The ISS was thrown off track on Thursday after the engines of the Russian Nauka, or 'science,' research module roared into life about three hours after it had latched on.

Vladimir Solovyov a designer general at Energia, a Russian space agency company, sought to reassure international partners that the incident had been contained and said cosmonauts would have it up and running soon.

"Due to a short-term software failure, a direct command was mistakenly implemented to turn on the module's engines for withdrawal, which led to some modification of the orientation of the complex as a whole," he said in a statement.

"The crew is now busy balancing the pressure in the Nauka module. In the afternoon, the crew will open the hatches, enter the module, turn on the necessary means of purifying the atmosphere and begin normal regular work."

The seven crew members aboard — two Russian cosmonauts, three NASA astronauts, a Japanese astronaut, and a European space agency astronaut from France — were never in any immediate danger, according to NASA.

Russian cosmonaut Oleg Novitsky, who is on board, on Friday told his followers on Twitter not to worry.

"Dear friends, I'm reading your numerous comments. Don't worry! Our work at the International @Space_Station to integrate the newly arrived #Nauka module continues! Tonight we are going to open the hatches.
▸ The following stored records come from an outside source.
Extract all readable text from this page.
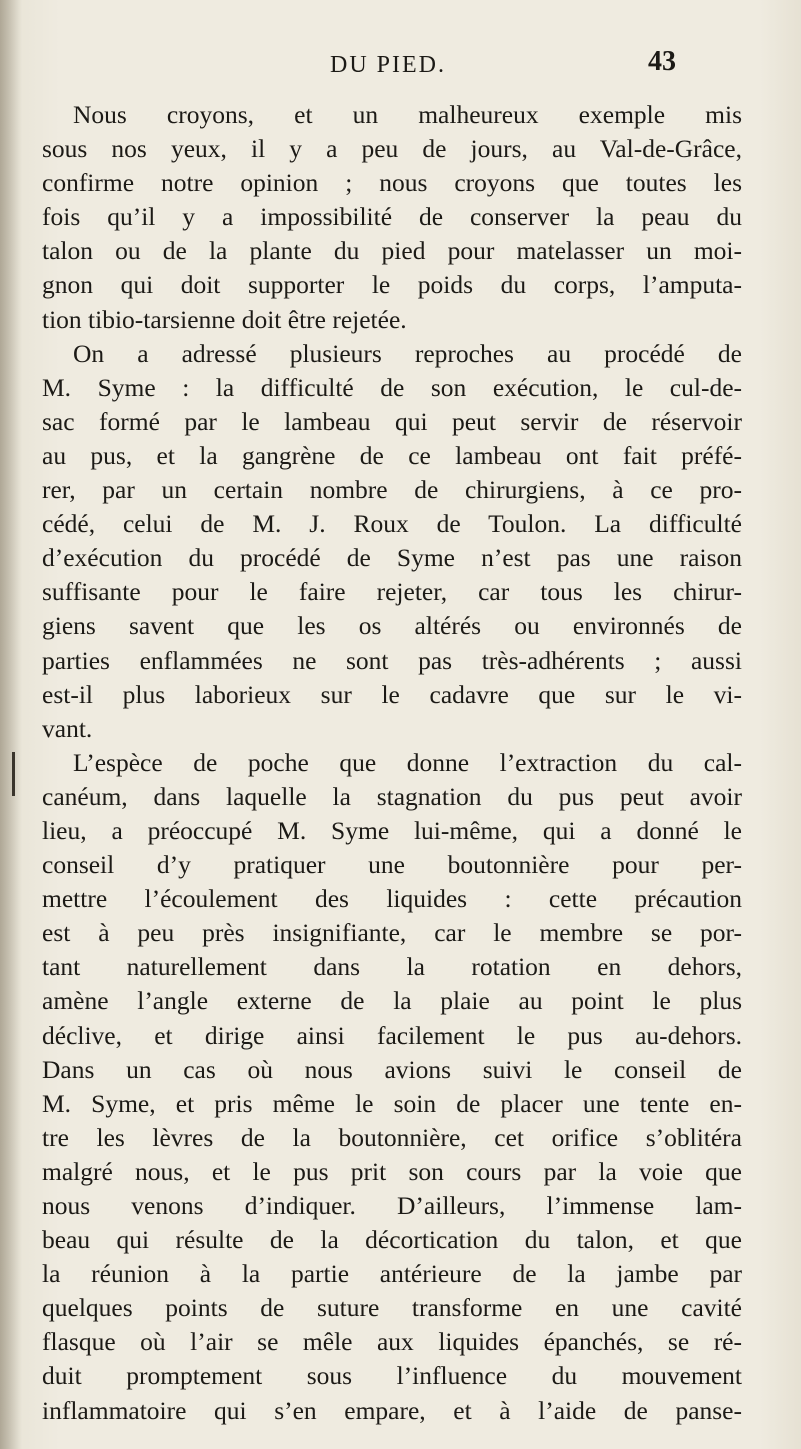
DU PIED.	43
Nous croyons, et un malheureux exemple mis
sous nos yeux, il y a peu de jours, au Val-de-Grâce,
confirme notre opinion ; nous croyons que toutes les
fois qu’il y a impossibilité de conserver la peau du
talon ou de la plante du pied pour matelasser un moi-
gnon qui doit supporter le poids du corps, l’amputa-
tion tibio-tarsienne doit être rejetée.
On a adressé plusieurs reproches au procédé de
M. Syme : la difficulté de son exécution, le cul-de-
sac formé par le lambeau qui peut servir de réservoir
au pus, et la gangrène de ce lambeau ont fait préfé-
rer, par un certain nombre de chirurgiens, à ce pro-
cédé, celui de M. J. Roux de Toulon. La difficulté
d’exécution du procédé de Syme n’est pas une raison
suffisante pour le faire rejeter, car tous les chirur-
giens savent que les os altérés ou environnés de
parties enflammées ne sont pas très-adhérents ; aussi
est-il plus laborieux sur le cadavre que sur le vi-
vant.
L’espèce de poche que donne l’extraction du cal-
canéum, dans laquelle la stagnation du pus peut avoir
lieu, a préoccupé M. Syme lui-même, qui a donné le
conseil d’y pratiquer une boutonnière pour per-
mettre l’écoulement des liquides : cette précaution
est à peu près insignifiante, car le membre se por-
tant naturellement dans la rotation en dehors,
amène l’angle externe de la plaie au point le plus
déclive, et dirige ainsi facilement le pus au-dehors.
Dans un cas où nous avions suivi le conseil de
M. Syme, et pris même le soin de placer une tente en-
tre les lèvres de la boutonnière, cet orifice s’oblitéra
malgré nous, et le pus prit son cours par la voie que
nous venons d’indiquer. D’ailleurs, l’immense lam-
beau qui résulte de la décortication du talon, et que
la réunion à la partie antérieure de la jambe par
quelques points de suture transforme en une cavité
flasque où l’air se mêle aux liquides épanchés, se ré-
duit promptement sous l’influence du mouvement
inflammatoire qui s’en empare, et à l’aide de panse-
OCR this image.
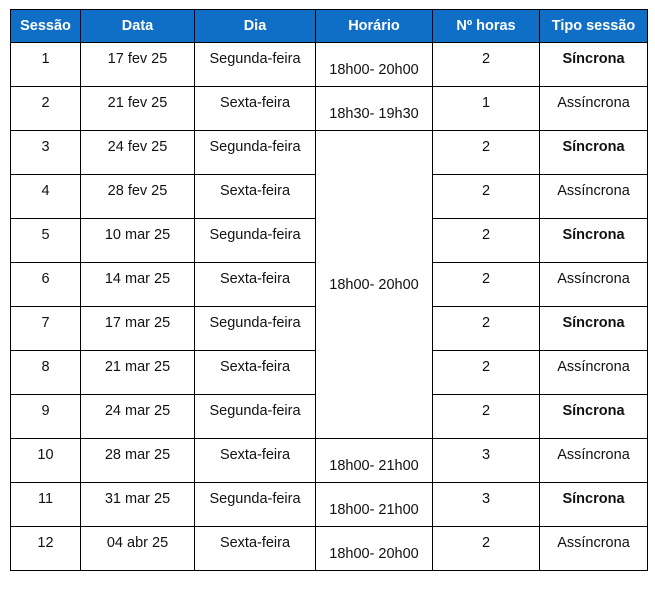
Sessão	Data	Dia	Horário	Nº horas	Tipo sessão
1	17 fev 25	Segunda-feira	18h00- 20h00	2	Síncrona
2	21 fev 25	Sexta-feira	18h30- 19h30	1	Assíncrona
3	24 fev 25	Segunda-feira	18h00- 20h00	2	Síncrona
4	28 fev 25	Sexta-feira		2	Assíncrona
5	10 mar 25	Segunda-feira		2	Síncrona
6	14 mar 25	Sexta-feira		2	Assíncrona
7	17 mar 25	Segunda-feira		2	Síncrona
8	21 mar 25	Sexta-feira		2	Assíncrona
9	24 mar 25	Segunda-feira		2	Síncrona
10	28 mar 25	Sexta-feira	18h00- 21h00	3	Assíncrona
11	31 mar 25	Segunda-feira	18h00- 21h00	3	Síncrona
12	04 abr 25	Sexta-feira	18h00- 20h00	2	Assíncrona
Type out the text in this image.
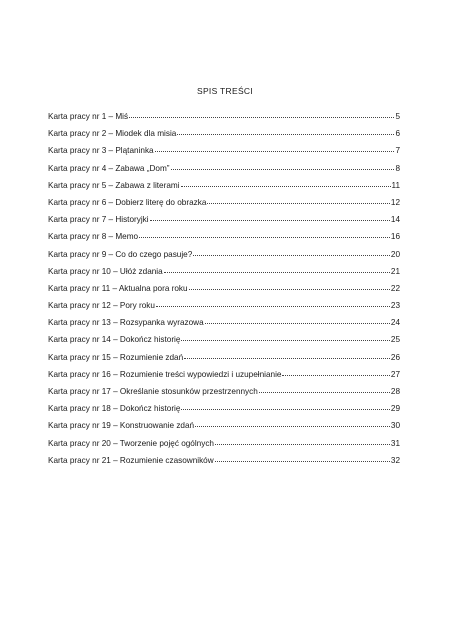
SPIS TREŚCI
Karta pracy nr 1 – Miś	5
Karta pracy nr 2 – Miodek dla misia	6
Karta pracy nr 3 – Plątaninka	7
Karta pracy nr 4 – Zabawa „Dom”	8
Karta pracy nr 5 – Zabawa z literami	11
Karta pracy nr 6 – Dobierz literę do obrazka	12
Karta pracy nr 7 – Historyjki	14
Karta pracy nr 8 – Memo	16
Karta pracy nr 9 – Co do czego pasuje?	20
Karta pracy nr 10 – Ułóż zdania	21
Karta pracy nr 11 – Aktualna pora roku	22
Karta pracy nr 12 – Pory roku	23
Karta pracy nr 13 – Rozsypanka wyrazowa	24
Karta pracy nr 14 – Dokończ historię	25
Karta pracy nr 15 – Rozumienie zdań	26
Karta pracy nr 16 – Rozumienie treści wypowiedzi i uzupełnianie	27
Karta pracy nr 17 – Określanie stosunków przestrzennych	28
Karta pracy nr 18 – Dokończ historię	29
Karta pracy nr 19 – Konstruowanie zdań	30
Karta pracy nr 20 – Tworzenie pojęć ogólnych	31
Karta pracy nr 21 – Rozumienie czasowników	32
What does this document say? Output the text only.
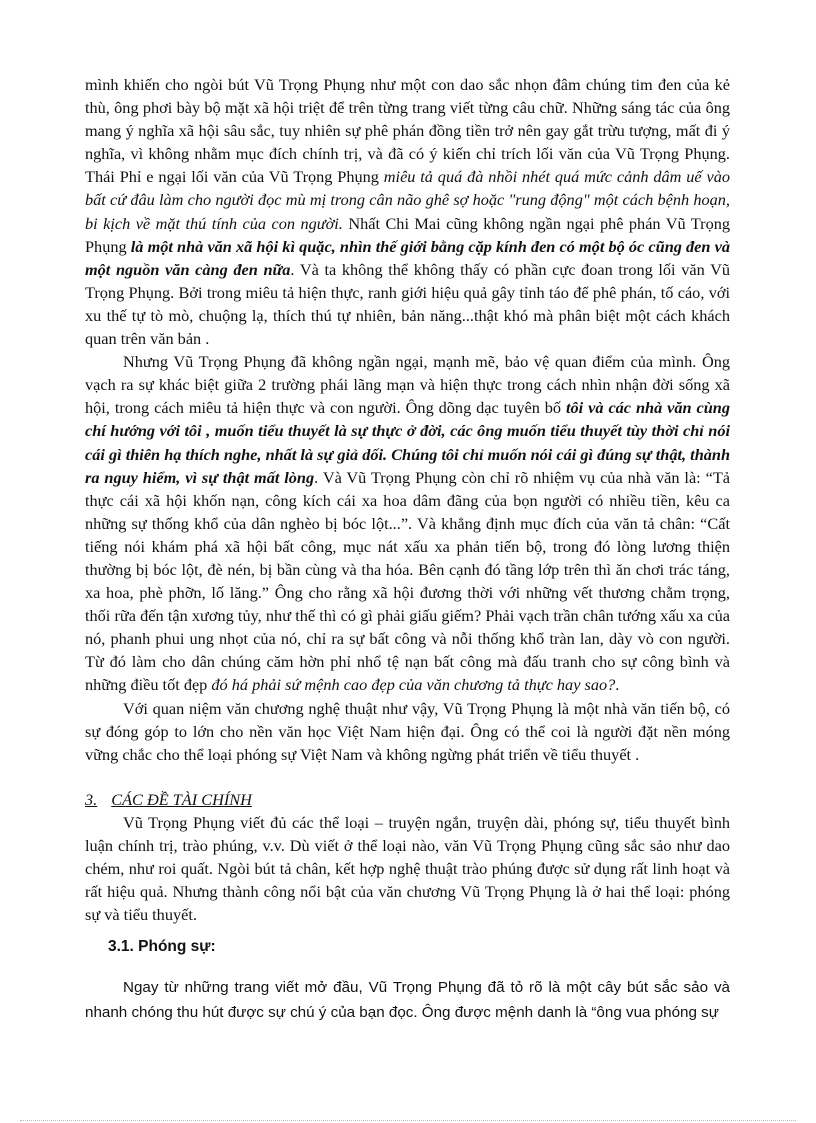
mình khiến cho ngòi bút Vũ Trọng Phụng như một con dao sắc nhọn đâm chúng tim đen của kẻ thù, ông phơi bày bộ mặt xã hội triệt để trên từng trang viết từng câu chữ. Những sáng tác của ông mang ý nghĩa xã hội sâu sắc, tuy nhiên sự phê phán đồng tiền trở nên gay gắt trừu tượng, mất đi ý nghĩa, vì không nhằm mục đích chính trị, và đã có ý kiến chỉ trích lối văn của Vũ Trọng Phụng. Thái Phỉ e ngại lối văn của Vũ Trọng Phụng miêu tả quá đà nhồi nhét quá mức cảnh dâm uế vào bất cứ đâu làm cho người đọc mù mị trong cân não ghê sợ hoặc "rung động" một cách bệnh hoạn, bi kịch về mặt thú tính của con người. Nhất Chi Mai cũng không ngần ngại phê phán Vũ Trọng Phụng là một nhà văn xã hội kì quặc, nhìn thế giới bằng cặp kính đen có một bộ óc cũng đen và một nguồn văn càng đen nữa. Và ta không thể không thấy có phần cực đoan trong lối văn Vũ Trọng Phụng. Bởi trong miêu tả hiện thực, ranh giới hiệu quả gây tỉnh táo để phê phán, tố cáo, với xu thế tự tò mò, chuộng lạ, thích thú tự nhiên, bản năng...thật khó mà phân biệt một cách khách quan trên văn bản .

Nhưng Vũ Trọng Phụng đã không ngần ngại, mạnh mẽ, bảo vệ quan điểm của mình. Ông vạch ra sự khác biệt giữa 2 trường phái lãng mạn và hiện thực trong cách nhìn nhận đời sống xã hội, trong cách miêu tả hiện thực và con người. Ông dõng dạc tuyên bố tôi và các nhà văn cùng chí hướng với tôi , muốn tiểu thuyết là sự thực ở đời, các ông muốn tiểu thuyết tùy thời chỉ nói cái gì thiên hạ thích nghe, nhất là sự giả dối. Chúng tôi chỉ muốn nói cái gì đúng sự thật, thành ra nguy hiểm, vì sự thật mất lòng. Và Vũ Trọng Phụng còn chỉ rõ nhiệm vụ của nhà văn là: “Tả thực cái xã hội khốn nạn, công kích cái xa hoa dâm đãng của bọn người có nhiều tiền, kêu ca những sự thống khổ của dân nghèo bị bóc lột...”. Và khẳng định mục đích của văn tả chân: “Cất tiếng nói khám phá xã hội bất công, mục nát xấu xa phản tiến bộ, trong đó lòng lương thiện thường bị bóc lột, đè nén, bị bần cùng và tha hóa. Bên cạnh đó tầng lớp trên thì ăn chơi trác táng, xa hoa, phè phỡn, lố lăng.” Ông cho rằng xã hội đương thời với những vết thương chằm trọng, thối rữa đến tận xương tủy, như thế thì có gì phải giấu giếm? Phải vạch trần chân tướng xấu xa của nó, phanh phui ung nhọt của nó, chỉ ra sự bất công và nỗi thống khổ tràn lan, dày vò con người. Từ đó làm cho dân chúng căm hờn phỉ nhổ tệ nạn bất công mà đấu tranh cho sự công bình và những điều tốt đẹp đó há phải sứ mệnh cao đẹp của văn chương tả thực hay sao?.

Với quan niệm văn chương nghệ thuật như vậy, Vũ Trọng Phụng là một nhà văn tiến bộ, có sự đóng góp to lớn cho nền văn học Việt Nam hiện đại. Ông có thể coi là người đặt nền móng vững chắc cho thể loại phóng sự Việt Nam và không ngừng phát triển về tiểu thuyết .

3. CÁC ĐỀ TÀI CHÍNH

Vũ Trọng Phụng viết đủ các thể loại – truyện ngắn, truyện dài, phóng sự, tiểu thuyết bình luận chính trị, trào phúng, v.v. Dù viết ở thể loại nào, văn Vũ Trọng Phụng cũng sắc sảo như dao chém, như roi quất. Ngòi bút tả chân, kết hợp nghệ thuật trào phúng được sử dụng rất linh hoạt và rất hiệu quả. Nhưng thành công nổi bật của văn chương Vũ Trọng Phụng là ở hai thể loại: phóng sự và tiểu thuyết.

3.1. Phóng sự:

Ngay từ những trang viết mở đầu, Vũ Trọng Phụng đã tỏ rõ là một cây bút sắc sảo và nhanh chóng thu hút được sự chú ý của bạn đọc. Ông được mệnh danh là “ông vua phóng sự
Will keep you posted!"

Roscosmos, Russia's space agency, said checks on Nauka's engines were being completed remotely by Russian specialists to ensure everyone's safety and that the ISS was on its normal flight trajectory.

It said that the docking had been successful in so far as the seal between the new module and the rest of the ISS was hermetic.

Dmitry Rogozin, head of Roscosmos, had hailed Nauka's docking with the ISS the previous day as "a very difficult and important victory for us" and warmly accepted congratulations on Twitter from space entrepreneur Elon Musk.

Rogozin also spoke of plans to launch another Russian module to the ISS in November.

Roscosmos has suffered a series of mishaps and corruption scandals, including during the construction of the Vostochny Cosmodrome in the country's far east where contractors were accused of embezzling state funds.